Figure 4Comparison of the performance between time-varying and time-invariant approaches. (a) Observed and predicted rainfall anomaly (deviation from long-term mean) obtained using the time-varying C-Vine model, time-varying SVR model and time-invariant C-Vine model. For clarity time-invariant SVR model is not included which performs much poorer (Table 2), (b) the percentage absolute error resulted from aforementioned three prediction models. The time-varying C-Vine model is found to be the best performing model, and (c) comparison of the observed and predicted (50th percentile) ISMR using the time-varying C-Vine model. The uncertainty band of the predicted ISMR is shown as an envelope where the lower and the upper limits corresponds to the 5th and 95th percentile respectively.

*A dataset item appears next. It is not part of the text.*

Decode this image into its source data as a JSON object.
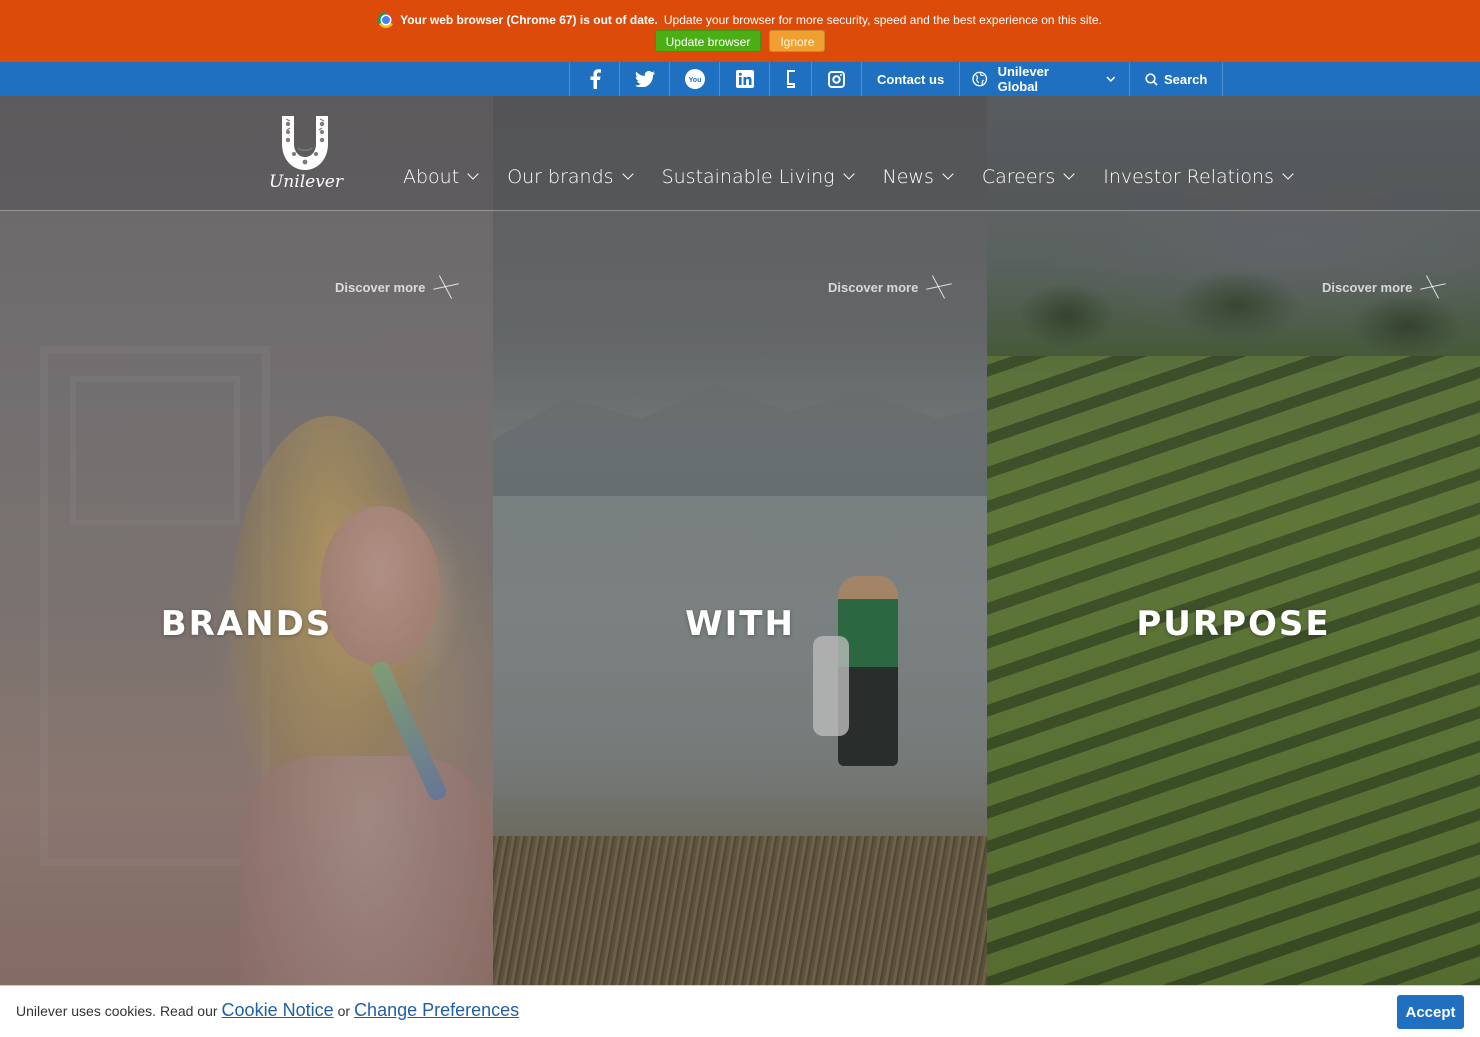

Model performances during the testing period (1980–2009).
| Performance Statistics | Model Used | |||
|---|---|---|---|---|
| Time-varying C-Vine | Time-invariant C-Vine | Time-varying SVR | Time-invariant SVR | |
| R | 0.85 | 0.28 | 0.69 | 0.12 |
| RMSE | 30.16 | 84.74 | 58.28 | 103.88 |
| NSE | 0.72 | 0.02 | 0.42 | 0.01 |
| Dr | 0.75 | 0.53 | 0.65 | 0.36 |
| R2 | 0.72 | 0.07 | 0.48 | 0.01 |
In general, the time-varying concept provides better results and time-varying C-Vine model provides best results.